The Day 5 of the third India vs England Test at Lord’s began on a horrific note for the visitors as Rishabh Pant, KL Rahul and Washington Sundar departed in quick succession. India needed 135 at the start of the day to win, but those three dismissals pushed India on the brink of a loss in the third Test. While Pant fell to an absolute ripper by Jofra Archer, Sundar was undone by a dream caught and bowled dismissal by the same England star.
It was, however, the dismissal of KL Rahul that got former Indian cricket team captain Sunil Gavaskar talking. The batter was out LBW off Ben Stokes but he was given not out initially. Rahul tried to defend the ball but his bat bat was stuck behind the pad. The ball struck his front pad and Stokes was super confident he had got the Indian batter. The DRS showed ball was hitting the middle stump.
Gavaskar did not agree with how the DRS showed the ball’s trajectory.
“Surprisingly, this one didn’t bounce that much. When Indian bowlers were bowling balls were going above the stump mostly in reviews,” Gavaskar said on air.

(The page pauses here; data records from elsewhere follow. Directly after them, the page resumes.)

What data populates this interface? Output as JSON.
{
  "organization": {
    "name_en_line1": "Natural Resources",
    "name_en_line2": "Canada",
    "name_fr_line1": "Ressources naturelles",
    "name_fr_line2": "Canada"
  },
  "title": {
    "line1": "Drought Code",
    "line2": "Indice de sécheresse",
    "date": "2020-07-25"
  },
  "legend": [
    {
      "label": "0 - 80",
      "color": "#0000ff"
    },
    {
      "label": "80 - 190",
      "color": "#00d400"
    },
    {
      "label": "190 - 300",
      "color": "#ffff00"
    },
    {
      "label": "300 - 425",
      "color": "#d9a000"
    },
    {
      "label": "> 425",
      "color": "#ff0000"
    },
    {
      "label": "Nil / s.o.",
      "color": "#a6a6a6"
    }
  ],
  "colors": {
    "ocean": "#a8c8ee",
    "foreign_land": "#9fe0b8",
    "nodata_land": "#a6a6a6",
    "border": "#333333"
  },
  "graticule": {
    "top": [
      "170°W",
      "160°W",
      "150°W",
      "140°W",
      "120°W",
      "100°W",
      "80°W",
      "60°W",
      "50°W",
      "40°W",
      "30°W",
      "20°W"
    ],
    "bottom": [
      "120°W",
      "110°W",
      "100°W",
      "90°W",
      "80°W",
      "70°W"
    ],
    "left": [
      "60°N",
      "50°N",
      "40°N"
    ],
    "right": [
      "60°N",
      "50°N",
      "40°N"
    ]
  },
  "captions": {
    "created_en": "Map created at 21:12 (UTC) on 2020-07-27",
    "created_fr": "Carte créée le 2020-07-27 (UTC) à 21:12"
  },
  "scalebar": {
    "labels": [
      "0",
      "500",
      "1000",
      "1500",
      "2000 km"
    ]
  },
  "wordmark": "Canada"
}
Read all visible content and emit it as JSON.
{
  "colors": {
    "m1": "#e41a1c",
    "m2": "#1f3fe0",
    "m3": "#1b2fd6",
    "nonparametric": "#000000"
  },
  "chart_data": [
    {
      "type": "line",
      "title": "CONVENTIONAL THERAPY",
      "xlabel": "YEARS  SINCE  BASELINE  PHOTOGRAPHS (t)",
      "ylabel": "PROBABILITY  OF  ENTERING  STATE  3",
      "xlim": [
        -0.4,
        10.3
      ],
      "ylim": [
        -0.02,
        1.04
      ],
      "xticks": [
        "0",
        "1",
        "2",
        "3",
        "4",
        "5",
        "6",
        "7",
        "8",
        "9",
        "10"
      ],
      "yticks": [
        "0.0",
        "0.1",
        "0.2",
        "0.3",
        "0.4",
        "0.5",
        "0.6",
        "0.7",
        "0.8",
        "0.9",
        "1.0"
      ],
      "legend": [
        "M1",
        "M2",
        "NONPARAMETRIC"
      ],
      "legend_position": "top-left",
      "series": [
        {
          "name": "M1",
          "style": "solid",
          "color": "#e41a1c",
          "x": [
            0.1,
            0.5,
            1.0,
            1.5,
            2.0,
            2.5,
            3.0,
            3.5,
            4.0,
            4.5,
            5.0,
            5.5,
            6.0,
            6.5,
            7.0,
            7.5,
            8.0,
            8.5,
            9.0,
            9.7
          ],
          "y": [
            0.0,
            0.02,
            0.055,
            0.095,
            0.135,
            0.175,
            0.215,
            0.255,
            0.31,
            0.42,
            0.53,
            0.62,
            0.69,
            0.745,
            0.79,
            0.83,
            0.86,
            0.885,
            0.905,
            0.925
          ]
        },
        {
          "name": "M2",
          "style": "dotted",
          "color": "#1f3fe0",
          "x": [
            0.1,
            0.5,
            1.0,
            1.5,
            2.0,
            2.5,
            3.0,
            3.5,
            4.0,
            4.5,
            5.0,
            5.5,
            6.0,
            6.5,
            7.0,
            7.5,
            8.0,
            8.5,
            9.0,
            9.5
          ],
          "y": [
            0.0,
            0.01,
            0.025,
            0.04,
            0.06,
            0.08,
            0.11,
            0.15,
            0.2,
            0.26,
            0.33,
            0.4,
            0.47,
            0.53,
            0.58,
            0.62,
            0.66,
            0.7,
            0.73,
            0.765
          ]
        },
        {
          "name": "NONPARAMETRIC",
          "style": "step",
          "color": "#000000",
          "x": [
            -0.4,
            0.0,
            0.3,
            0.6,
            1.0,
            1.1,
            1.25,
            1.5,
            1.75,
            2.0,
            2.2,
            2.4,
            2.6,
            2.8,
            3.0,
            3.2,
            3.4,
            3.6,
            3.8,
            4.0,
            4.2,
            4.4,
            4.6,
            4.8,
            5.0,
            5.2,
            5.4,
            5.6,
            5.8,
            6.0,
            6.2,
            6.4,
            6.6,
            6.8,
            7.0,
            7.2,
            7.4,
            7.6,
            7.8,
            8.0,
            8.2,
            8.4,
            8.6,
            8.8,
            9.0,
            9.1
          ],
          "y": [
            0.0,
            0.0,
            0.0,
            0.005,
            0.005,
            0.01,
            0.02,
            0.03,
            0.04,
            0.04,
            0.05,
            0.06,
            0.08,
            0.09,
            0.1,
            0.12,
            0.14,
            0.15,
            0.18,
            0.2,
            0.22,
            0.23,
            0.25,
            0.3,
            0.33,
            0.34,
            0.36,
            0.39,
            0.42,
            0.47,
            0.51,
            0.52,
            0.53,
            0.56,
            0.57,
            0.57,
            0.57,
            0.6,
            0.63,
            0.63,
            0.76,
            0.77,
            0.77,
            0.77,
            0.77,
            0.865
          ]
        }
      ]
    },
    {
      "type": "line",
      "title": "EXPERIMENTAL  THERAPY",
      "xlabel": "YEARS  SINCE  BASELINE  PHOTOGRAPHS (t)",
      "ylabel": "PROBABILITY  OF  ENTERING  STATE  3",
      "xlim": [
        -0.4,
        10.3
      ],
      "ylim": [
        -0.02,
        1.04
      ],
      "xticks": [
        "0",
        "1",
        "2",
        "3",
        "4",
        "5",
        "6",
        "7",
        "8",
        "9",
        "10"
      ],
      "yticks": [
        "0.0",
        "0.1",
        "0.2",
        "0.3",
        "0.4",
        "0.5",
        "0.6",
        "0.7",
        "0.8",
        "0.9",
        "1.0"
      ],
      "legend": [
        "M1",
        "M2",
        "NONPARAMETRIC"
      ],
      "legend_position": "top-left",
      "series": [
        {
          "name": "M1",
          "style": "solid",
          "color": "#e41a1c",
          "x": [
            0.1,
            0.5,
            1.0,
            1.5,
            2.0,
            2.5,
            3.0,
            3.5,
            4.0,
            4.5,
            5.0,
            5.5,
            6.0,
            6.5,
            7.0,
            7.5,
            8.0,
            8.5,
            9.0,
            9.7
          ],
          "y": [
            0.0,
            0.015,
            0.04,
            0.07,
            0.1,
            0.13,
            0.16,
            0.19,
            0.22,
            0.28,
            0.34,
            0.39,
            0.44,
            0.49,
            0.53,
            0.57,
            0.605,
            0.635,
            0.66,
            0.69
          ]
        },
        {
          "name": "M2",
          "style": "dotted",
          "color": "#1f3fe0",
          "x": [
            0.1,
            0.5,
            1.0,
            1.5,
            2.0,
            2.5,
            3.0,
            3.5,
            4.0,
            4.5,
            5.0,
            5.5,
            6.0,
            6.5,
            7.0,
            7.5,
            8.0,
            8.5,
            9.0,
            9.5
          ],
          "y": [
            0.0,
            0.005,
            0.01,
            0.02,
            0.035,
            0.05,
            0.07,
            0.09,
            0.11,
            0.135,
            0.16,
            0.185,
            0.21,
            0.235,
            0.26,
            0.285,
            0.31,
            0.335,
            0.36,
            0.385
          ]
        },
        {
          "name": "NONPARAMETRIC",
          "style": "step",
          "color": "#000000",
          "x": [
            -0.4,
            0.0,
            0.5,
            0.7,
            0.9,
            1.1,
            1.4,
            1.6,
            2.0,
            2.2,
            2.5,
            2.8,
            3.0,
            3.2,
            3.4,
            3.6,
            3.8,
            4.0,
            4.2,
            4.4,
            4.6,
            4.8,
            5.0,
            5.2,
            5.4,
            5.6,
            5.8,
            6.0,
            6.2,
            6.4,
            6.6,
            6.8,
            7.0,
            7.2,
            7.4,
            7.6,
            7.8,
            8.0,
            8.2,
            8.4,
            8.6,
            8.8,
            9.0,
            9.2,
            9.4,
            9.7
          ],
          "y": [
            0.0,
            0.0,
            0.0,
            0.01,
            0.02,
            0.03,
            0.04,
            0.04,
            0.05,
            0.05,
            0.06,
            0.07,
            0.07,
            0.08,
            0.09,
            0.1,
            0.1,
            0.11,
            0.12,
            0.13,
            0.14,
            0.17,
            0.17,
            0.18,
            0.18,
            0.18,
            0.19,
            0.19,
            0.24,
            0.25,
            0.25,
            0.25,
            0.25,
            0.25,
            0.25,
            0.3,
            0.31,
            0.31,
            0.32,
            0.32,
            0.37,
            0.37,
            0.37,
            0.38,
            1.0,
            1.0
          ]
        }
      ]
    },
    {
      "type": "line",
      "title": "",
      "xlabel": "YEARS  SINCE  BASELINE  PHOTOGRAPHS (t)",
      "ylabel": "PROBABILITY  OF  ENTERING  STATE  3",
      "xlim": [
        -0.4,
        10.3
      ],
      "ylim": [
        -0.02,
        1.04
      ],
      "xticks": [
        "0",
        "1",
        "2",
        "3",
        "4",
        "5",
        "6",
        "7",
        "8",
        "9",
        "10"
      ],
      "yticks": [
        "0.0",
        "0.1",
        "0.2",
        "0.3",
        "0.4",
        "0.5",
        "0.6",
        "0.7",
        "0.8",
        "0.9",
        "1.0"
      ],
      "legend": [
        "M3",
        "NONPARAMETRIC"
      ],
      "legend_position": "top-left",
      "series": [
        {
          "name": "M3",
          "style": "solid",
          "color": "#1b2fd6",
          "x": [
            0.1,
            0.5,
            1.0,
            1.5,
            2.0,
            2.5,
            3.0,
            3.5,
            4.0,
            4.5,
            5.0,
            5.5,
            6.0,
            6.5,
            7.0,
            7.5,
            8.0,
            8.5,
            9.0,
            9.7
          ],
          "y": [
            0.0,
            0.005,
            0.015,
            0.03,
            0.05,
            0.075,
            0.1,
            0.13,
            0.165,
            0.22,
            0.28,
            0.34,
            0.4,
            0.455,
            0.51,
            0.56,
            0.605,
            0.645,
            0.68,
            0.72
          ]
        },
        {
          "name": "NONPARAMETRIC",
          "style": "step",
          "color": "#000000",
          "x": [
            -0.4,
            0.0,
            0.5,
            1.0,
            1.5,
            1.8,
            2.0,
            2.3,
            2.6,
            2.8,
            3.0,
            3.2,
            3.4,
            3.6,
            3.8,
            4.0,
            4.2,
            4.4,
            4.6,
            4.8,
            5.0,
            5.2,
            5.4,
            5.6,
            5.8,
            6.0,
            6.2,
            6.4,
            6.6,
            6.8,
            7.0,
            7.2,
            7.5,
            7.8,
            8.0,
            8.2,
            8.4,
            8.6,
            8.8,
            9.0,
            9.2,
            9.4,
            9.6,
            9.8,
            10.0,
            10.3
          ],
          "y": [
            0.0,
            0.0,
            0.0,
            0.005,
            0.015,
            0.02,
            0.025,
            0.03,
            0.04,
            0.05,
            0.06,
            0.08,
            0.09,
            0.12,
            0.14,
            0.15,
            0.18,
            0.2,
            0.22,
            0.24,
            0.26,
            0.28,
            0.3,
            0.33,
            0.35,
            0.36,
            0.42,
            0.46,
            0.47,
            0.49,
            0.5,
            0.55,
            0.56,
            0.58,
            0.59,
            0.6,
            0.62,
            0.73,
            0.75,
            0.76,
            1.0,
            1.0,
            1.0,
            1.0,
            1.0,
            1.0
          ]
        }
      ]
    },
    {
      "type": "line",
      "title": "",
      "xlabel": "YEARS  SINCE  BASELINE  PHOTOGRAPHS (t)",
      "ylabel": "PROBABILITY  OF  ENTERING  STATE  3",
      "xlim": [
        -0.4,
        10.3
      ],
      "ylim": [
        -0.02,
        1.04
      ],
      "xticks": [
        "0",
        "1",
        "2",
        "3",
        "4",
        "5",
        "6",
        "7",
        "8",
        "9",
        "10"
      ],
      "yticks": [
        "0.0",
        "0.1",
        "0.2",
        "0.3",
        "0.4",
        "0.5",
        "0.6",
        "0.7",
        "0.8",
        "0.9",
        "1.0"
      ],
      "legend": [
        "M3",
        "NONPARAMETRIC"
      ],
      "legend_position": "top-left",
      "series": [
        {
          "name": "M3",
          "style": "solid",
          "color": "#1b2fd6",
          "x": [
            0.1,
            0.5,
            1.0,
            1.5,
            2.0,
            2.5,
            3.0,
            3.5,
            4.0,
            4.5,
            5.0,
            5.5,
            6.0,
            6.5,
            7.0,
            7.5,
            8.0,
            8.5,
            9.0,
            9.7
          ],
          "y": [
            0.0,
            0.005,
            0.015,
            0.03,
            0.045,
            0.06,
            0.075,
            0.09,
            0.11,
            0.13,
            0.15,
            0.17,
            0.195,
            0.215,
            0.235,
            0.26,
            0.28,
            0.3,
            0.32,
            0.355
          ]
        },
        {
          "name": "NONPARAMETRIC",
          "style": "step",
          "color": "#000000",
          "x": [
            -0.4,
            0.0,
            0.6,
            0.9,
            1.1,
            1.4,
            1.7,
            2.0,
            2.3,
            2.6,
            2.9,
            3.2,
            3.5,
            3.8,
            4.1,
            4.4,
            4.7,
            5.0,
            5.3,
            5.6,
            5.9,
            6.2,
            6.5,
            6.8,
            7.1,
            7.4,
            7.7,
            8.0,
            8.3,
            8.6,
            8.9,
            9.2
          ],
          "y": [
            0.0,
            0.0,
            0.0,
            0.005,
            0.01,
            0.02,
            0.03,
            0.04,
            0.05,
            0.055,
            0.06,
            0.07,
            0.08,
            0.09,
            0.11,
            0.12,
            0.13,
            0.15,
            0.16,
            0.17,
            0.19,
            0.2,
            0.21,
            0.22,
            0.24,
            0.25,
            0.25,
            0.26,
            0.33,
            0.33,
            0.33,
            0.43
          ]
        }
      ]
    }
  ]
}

Michael Vaughan, who was his fellow commentator, tried to diffuse the situation.
“I am questioning the technology,” Gavaskar then said.
On Day 4 Sunil Gavaskar had blasted the ball-tracking technology after England’s Joe Root survived a review during Day 4 of the third Test between England and India.
During the 38th over of England’s second innings, Root was hit on his pads by a ball from Siraj and the Indian players were convinced that he was out. While the umpire signalled not-out, Siraj and captain Shubman Gill decided to go for the review. Replays showed that although the leg stump was completely visible at the time of impact, the ball moved quite a bit and it was ruled ‘umpire’s call’. However, Gavaskar was not happy with the dismissal as Siraj and the rest of the team was left disappointed.
“You’re saying it was going to kiss the leg stump? There’s no way. It was knocking the leg stump off. The only good thing is that India have not lost the review,” Gavaskar said on commentary.
Similar sentiments were echoed by former England batter Jonathan Trott as well.
“I am flabbergasted. Having looked at that replay, I thought it was crashing into the inside part of the leg stump. Watching it in real time, I couldn’t believe it was missing,” Trott added on air.